See this link for a ton of info on fishing the Red:

http://gf.nd.gov/fishing/redbro.html

It also shows where all the low-head dams are. These are usually the areas to start fishing in the spring.


----------



## 94NDTA

If you haven't tossed jigs or cranks, try dead sticking with a float. Try power pro, good for casting, really strong, really detects bites. USe bright colors when the water is really muddy, dark colors when the water is kinda clear (lol, odd I know, but the river can clear up)

Get two rods that you aren't affraid to break or get dirty, try one t one depth, one at another. As soon as you start getting hits, set the other one at that depth. Walleye on the red and its tribs (wild rice, sheyenne, maple river, buffalo river) are usually caught around 4 feet of water, not very deep. Look for rocks, bends, damns, deep spots,, etc.

If you are good at casting cranks, you have a better chance of getting the larger fish, but a LOT better chance of losing your hook. If you fish an area enough, you will know all the holes, all the rocks, all the snags, and it will become more fun than sitting and waiting.

There are SO many spots in which you can catch walleye near fargo it isn't even funny. I had to take my brother out to prove to him you don't need a 40K boat and travel 200 miles to get great walleye. FYI, a lot of people beleive the next state record walleye is going to come out of the red, and I beleive it.

Best part, I litterally had a change of clothes at work, went straight to my spot, fished for about an hour and a half, no bait, just tossin jigs and this was the result.

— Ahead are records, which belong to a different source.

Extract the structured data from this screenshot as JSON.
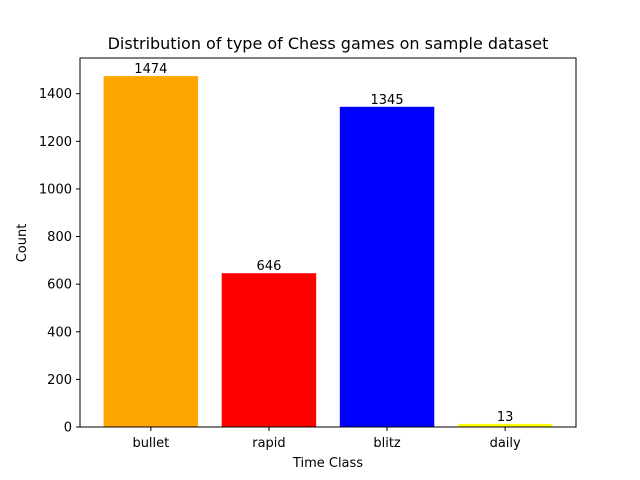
{
  "chart_data": {
    "type": "bar",
    "title": "Distribution of type of Chess games on sample dataset",
    "xlabel": "Time Class",
    "ylabel": "Count",
    "categories": [
      "bullet",
      "rapid",
      "blitz",
      "daily"
    ],
    "values": [
      1474,
      646,
      1345,
      13
    ],
    "value_labels": [
      "1474",
      "646",
      "1345",
      "13"
    ],
    "colors": [
      "#ffa500",
      "#ff0000",
      "#0000ff",
      "#ffff00"
    ],
    "ylim": [
      0,
      1550
    ],
    "yticks": [
      0,
      200,
      400,
      600,
      800,
      1000,
      1200,
      1400
    ],
    "grid": false,
    "legend": "none"
  }
}
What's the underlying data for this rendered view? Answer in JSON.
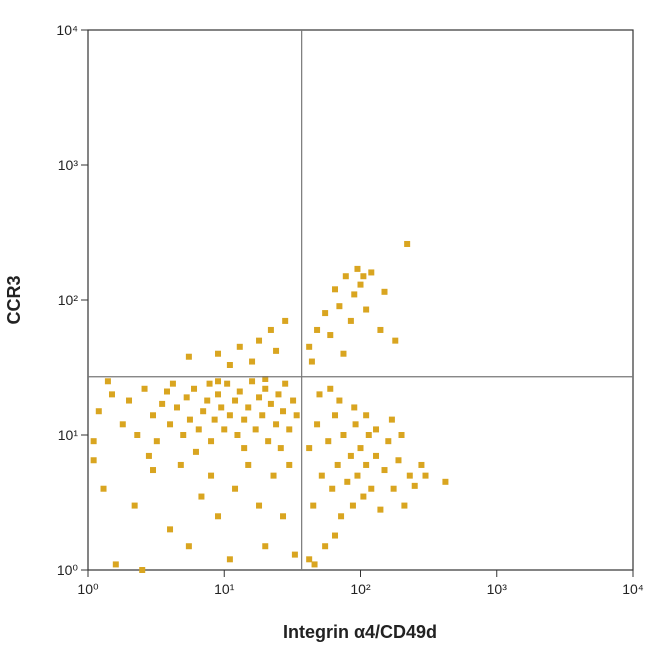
{
  "chart_data": {
    "type": "scatter",
    "x_label": "Integrin α4/CD49d",
    "y_label": "CCR3",
    "xlog": true,
    "ylog": true,
    "xlim": [
      1,
      10000
    ],
    "ylim": [
      1,
      10000
    ],
    "xticks": [
      {
        "value": 1,
        "label": "10⁰"
      },
      {
        "value": 10,
        "label": "10¹"
      },
      {
        "value": 100,
        "label": "10²"
      },
      {
        "value": 1000,
        "label": "10³"
      },
      {
        "value": 10000,
        "label": "10⁴"
      }
    ],
    "yticks": [
      {
        "value": 1,
        "label": "10⁰"
      },
      {
        "value": 10,
        "label": "10¹"
      },
      {
        "value": 100,
        "label": "10²"
      },
      {
        "value": 1000,
        "label": "10³"
      },
      {
        "value": 10000,
        "label": "10⁴"
      }
    ],
    "quadrant_x": 37,
    "quadrant_y": 27,
    "color": "#d9a520",
    "x": [
      1.2,
      1.5,
      1.8,
      2,
      2.3,
      2.6,
      3,
      3.2,
      3.5,
      4,
      4.2,
      4.5,
      5,
      5.3,
      5.6,
      6,
      6.5,
      7,
      7.5,
      8,
      8.5,
      9,
      9.5,
      10,
      10.5,
      11,
      12,
      12.5,
      13,
      14,
      15,
      16,
      17,
      18,
      19,
      20,
      21,
      22,
      24,
      25,
      27,
      28,
      30,
      32,
      34,
      1.1,
      1.4,
      2.8,
      6.2,
      9,
      14,
      20,
      26,
      3.8,
      7.8,
      5.5,
      9,
      13,
      16,
      22,
      28,
      18,
      11,
      24,
      1.3,
      1.6,
      2.2,
      3,
      4,
      4.8,
      5.5,
      6.8,
      8,
      9,
      11,
      12,
      15,
      18,
      20,
      23,
      27,
      30,
      33,
      2.5,
      1.1,
      42,
      45,
      48,
      52,
      55,
      58,
      62,
      65,
      68,
      72,
      75,
      80,
      85,
      88,
      92,
      95,
      100,
      105,
      110,
      115,
      120,
      130,
      140,
      150,
      160,
      175,
      190,
      210,
      230,
      250,
      42,
      50,
      60,
      70,
      90,
      110,
      300,
      420,
      46,
      65,
      130,
      170,
      200,
      280,
      42,
      48,
      55,
      60,
      65,
      70,
      78,
      85,
      90,
      95,
      100,
      110,
      120,
      140,
      180,
      220,
      150,
      44,
      75,
      105
    ],
    "y": [
      15,
      20,
      12,
      18,
      10,
      22,
      14,
      9,
      17,
      12,
      24,
      16,
      10,
      19,
      13,
      22,
      11,
      15,
      18,
      9,
      13,
      20,
      16,
      11,
      24,
      14,
      18,
      10,
      21,
      13,
      16,
      25,
      11,
      19,
      14,
      22,
      9,
      17,
      12,
      20,
      15,
      24,
      11,
      18,
      14,
      9,
      25,
      7,
      7.5,
      25,
      8,
      26,
      8,
      21,
      24,
      38,
      40,
      45,
      35,
      60,
      70,
      50,
      33,
      42,
      4,
      1.1,
      3,
      5.5,
      2,
      6,
      1.5,
      3.5,
      5,
      2.5,
      1.2,
      4,
      6,
      3,
      1.5,
      5,
      2.5,
      6,
      1.3,
      1,
      6.5,
      8,
      3,
      12,
      5,
      1.5,
      9,
      4,
      14,
      6,
      2.5,
      10,
      4.5,
      7,
      3,
      12,
      5,
      8,
      3.5,
      6,
      10,
      4,
      7,
      2.8,
      5.5,
      9,
      4,
      6.5,
      3,
      5,
      4.2,
      1.2,
      20,
      22,
      18,
      16,
      14,
      5,
      4.5,
      1.1,
      1.8,
      11,
      13,
      10,
      6,
      45,
      60,
      80,
      55,
      120,
      90,
      150,
      70,
      110,
      170,
      130,
      85,
      160,
      60,
      50,
      260,
      115,
      35,
      40,
      150
    ]
  }
}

Not a mile or more from where I live.


----------



## Southwest Fisher

There are a lot of spillways/junctions in or around town, try those, although you may have to compete with a crowd. Of course, this weekend being MN opener, the local rivers should have a lot less pressure. Like ND said, be prepared for snags, though, and don't use expensive cranks until you've jigged an area pretty hard first. Right now Lindy Rigs seem to be the trick, we'll see what post-spawn offers us. Also, Lindenwood park has a lot of good shore access, try the bends and eddies.


----------



## Bagman

Went out last week and could only manage several small bullies and a carp which went approx. 10 lbs. I must have missed the big eye bite during the spawn. :roll:


----------